I downloaded the data from google sheets then put it in a data folder in my github repository. On a later article I’ll write on how to access it directly from googlesheets into R.

salary_data <- fread("https://raw.githubusercontent.com/oyogo/data/main/Ask%20A%20Manager%20Salary%20Survey%202021%20(Responses)%20-%20Form%20Responses%201.csv")

Data inspection

The first step is to inspect our data.
You’d probably want to get the folllowing information.

  • total number of observations
  • total number of variables
  • variable types
  • column names
  • have a look at the first few records
# The str() function returns quite a number of details we'd want to see, variable data types, column names, total number of observations and variables.    
str(salary_data)

# You could also use head() function to have a look at the first few records  
# head(salary_data) 

Data cleaning

Some of the key issues that data cleaning seeks to address are:

  • Consistency/uniformity
  • Missing values
  • Column names
  • Spelling issues
  • Data types

A quick inspection of our dataset as shown above shows that it needs some bit of cleaning.

  • First of all the column names needs to be changed. Most of them are rather too long, have spaces, and some contain special characters. This would bring problems later when referencing the columns. Its a good practise to have the column names confirm to one of the five naming conventions:
    • alllowercase
    • period.separated
    • underscore_separated
    • lowerCamelCase
    • UpperCamelCase
  • The country column has a myriad versions of United States for example. This brings up the issue of consistency and spelling issues. Let’s have one name reference to United States rather than having u.s.a, U.S, United State etc. They are just refering to one and the same Country.
  • We all know that salary should be of integer/float data type but from the inspection you’ll see its registered as a character type. This touches on data types. Sometimes when reading in data into R, numerical data is read as character of which it isn’t. We definitely should change that.
  • Some columns have soooo many null entries. What should we do with such entries, just hang in there.

Column names

We can use the combine function c() to create a vector of the desired names the assign them to column names of the dataframe using the names() function as shown below. There are other ways of doing this, you could explore and settle on what works best for you.
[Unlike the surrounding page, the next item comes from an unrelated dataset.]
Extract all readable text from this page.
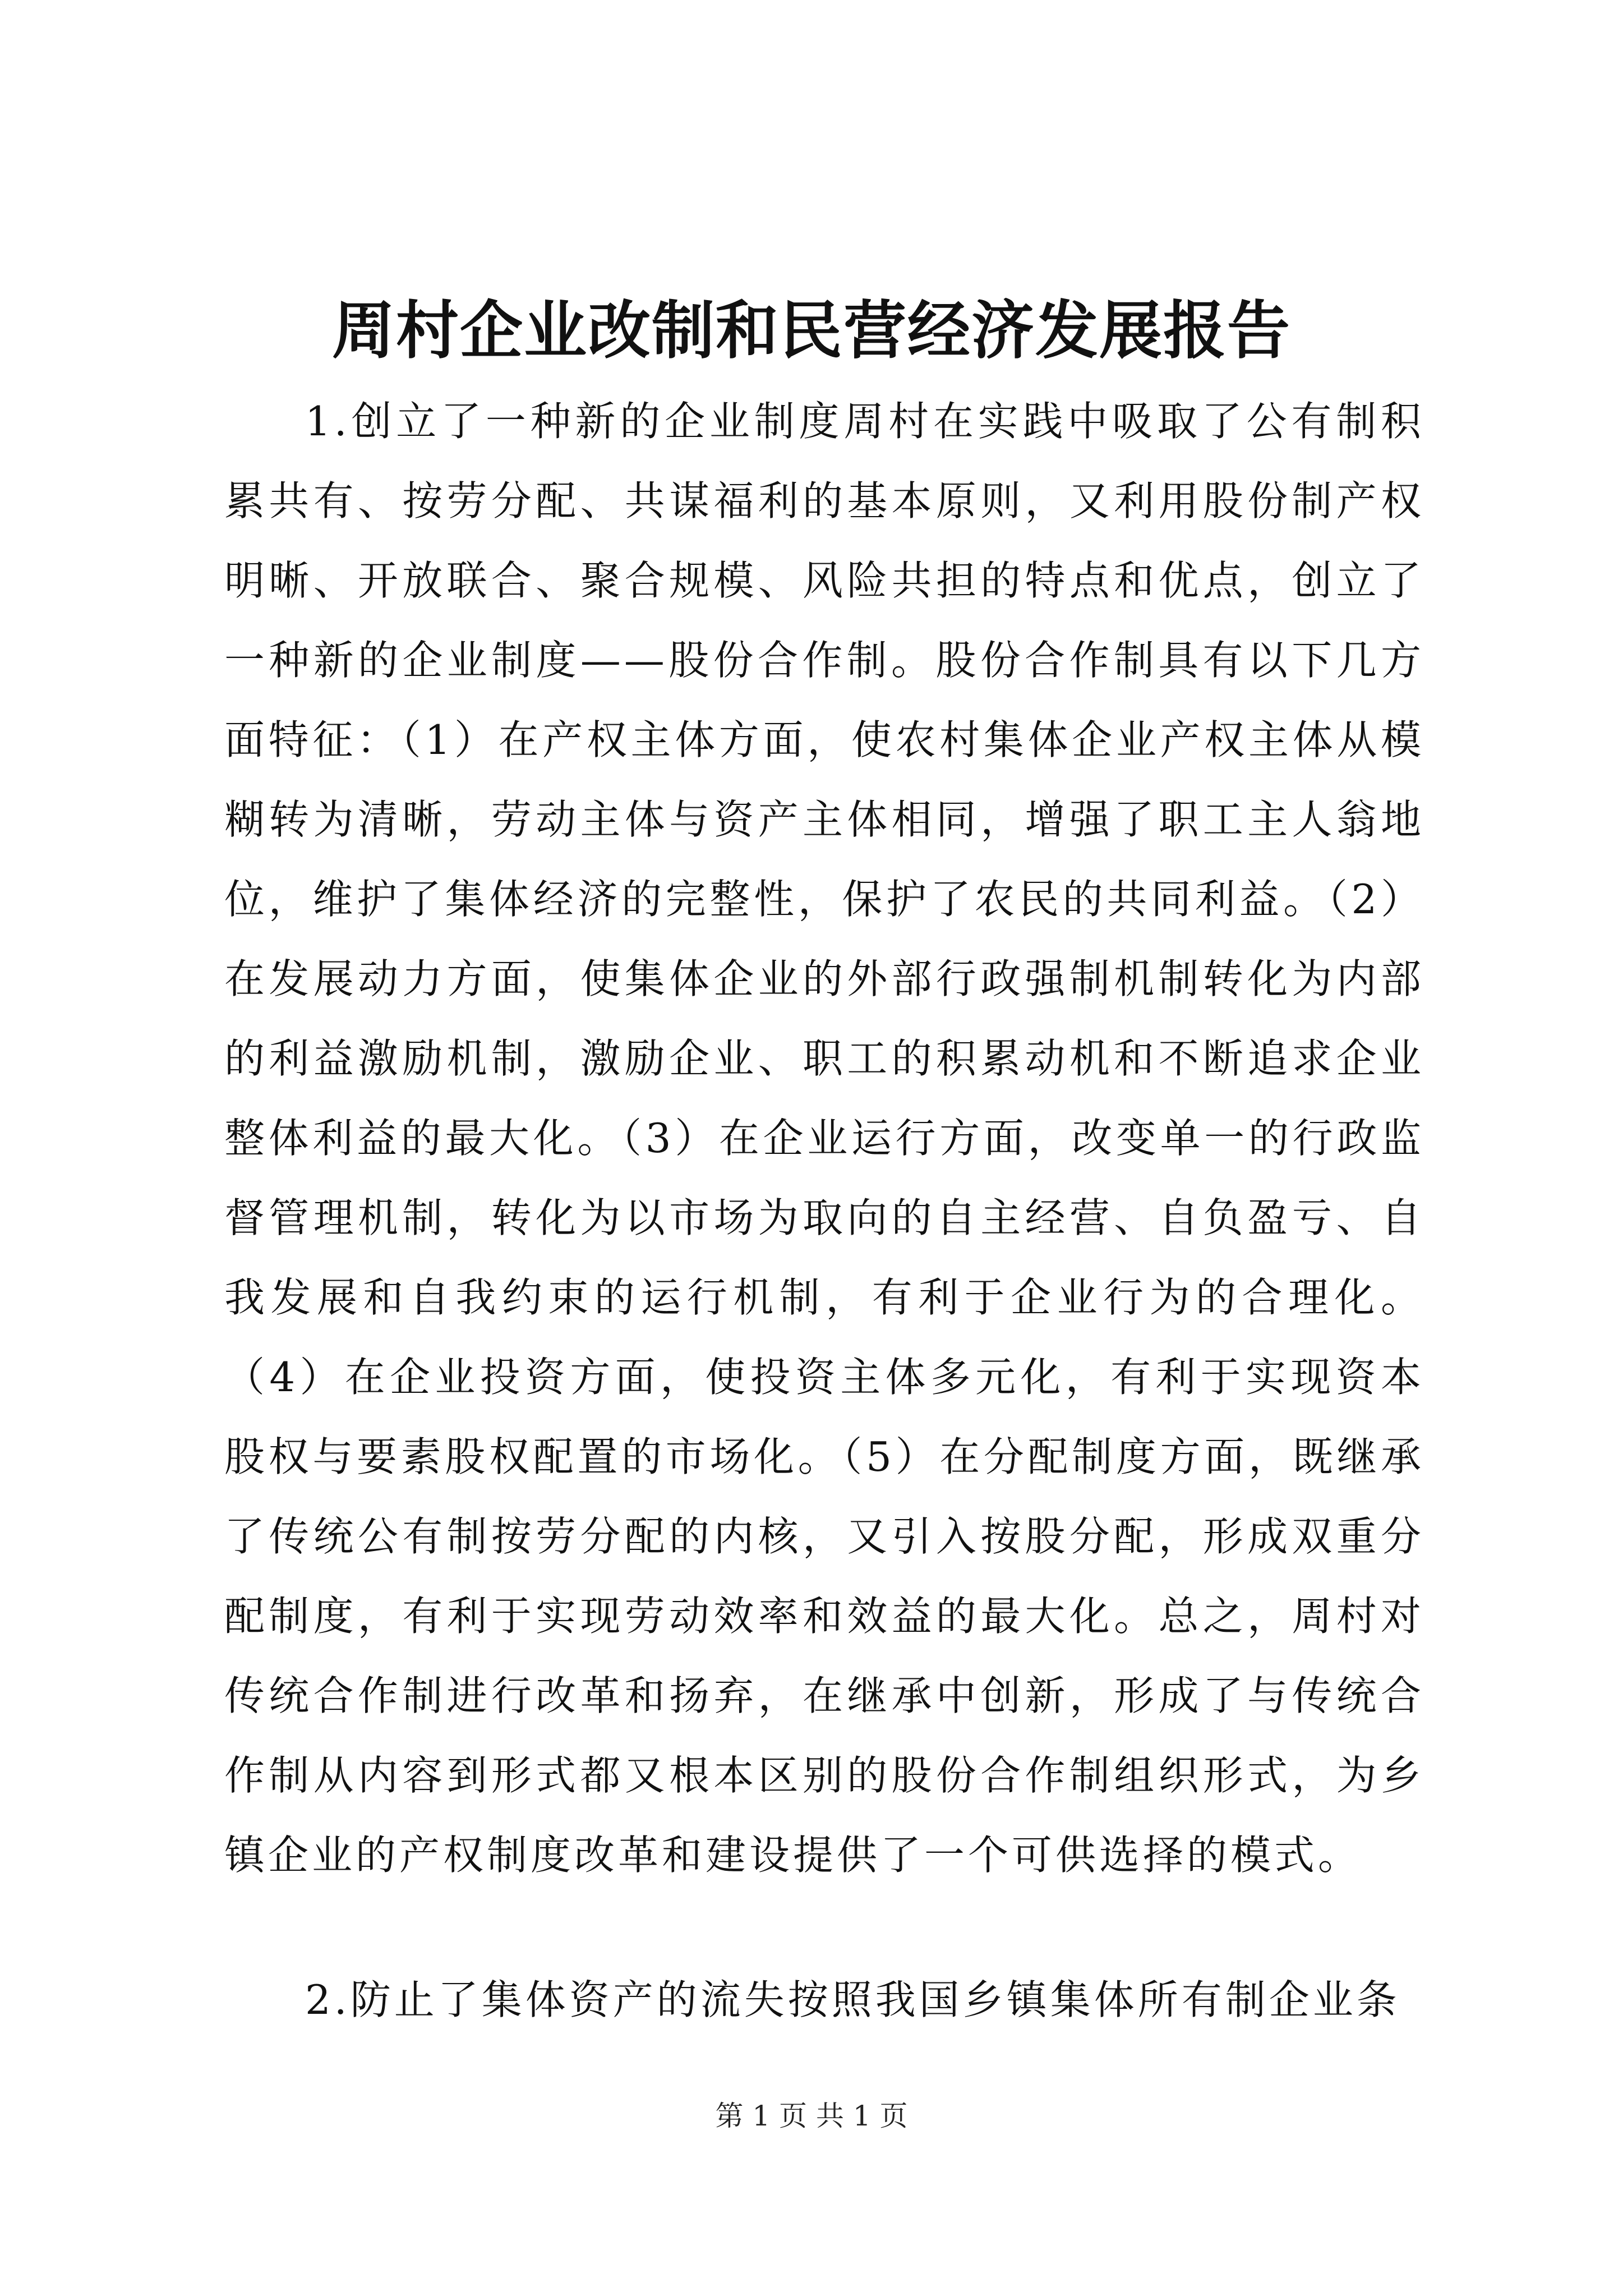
周村企业改制和民营经济发展报告

1.创立了一种新的企业制度周村在实践中吸取了公有制积累共有、按劳分配、共谋福利的基本原则，又利用股份制产权明晰、开放联合、聚合规模、风险共担的特点和优点，创立了一种新的企业制度——股份合作制。股份合作制具有以下几方面特征：（1）在产权主体方面，使农村集体企业产权主体从模糊转为清晰，劳动主体与资产主体相同，增强了职工主人翁地位，维护了集体经济的完整性，保护了农民的共同利益。（2）在发展动力方面，使集体企业的外部行政强制机制转化为内部的利益激励机制，激励企业、职工的积累动机和不断追求企业整体利益的最大化。（3）在企业运行方面，改变单一的行政监督管理机制，转化为以市场为取向的自主经营、自负盈亏、自我发展和自我约束的运行机制，有利于企业行为的合理化。（4）在企业投资方面，使投资主体多元化，有利于实现资本股权与要素股权配置的市场化。（5）在分配制度方面，既继承了传统公有制按劳分配的内核，又引入按股分配，形成双重分配制度，有利于实现劳动效率和效益的最大化。总之，周村对传统合作制进行改革和扬弃，在继承中创新，形成了与传统合作制从内容到形式都又根本区别的股份合作制组织形式，为乡镇企业的产权制度改革和建设提供了一个可供选择的模式。

2.防止了集体资产的流失按照我国乡镇集体所有制企业条

第 1 页 共 1 页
# change the columns name - observe the naming syntax for headers/columns
 names(salary_data) <- c("Timestamp","age","industry","job_title","job_title_context","annual_salary",
                         "Other_monetary_comp","currency","currency_other",
                         "income_context","country","state","city","professional_experience_years","field_experience_years",
                         "highest_edu_level","gender","race")

Consistency and spelling issues

Categorical variables such as level of education and country need some bit of cleaning, we need have the values consistent rather than having variants of a given category.

# College degree and Some college kinda means the same. Let us just categorize them into one (College degree). 
salary_data$highest_edu_level <- gsub("Some college","College degree",salary_data$highest_edu_level)

In the chunk above, we have used gsub to do string replacement. I’d like us to explore some other methods for doing a similar task. Thanks to the stringi and stringr packages, there’s a whole myriad of functions we can use to manipulate the data.
For now we can make use of the stri_replace_all_regex from stringi to do replacements.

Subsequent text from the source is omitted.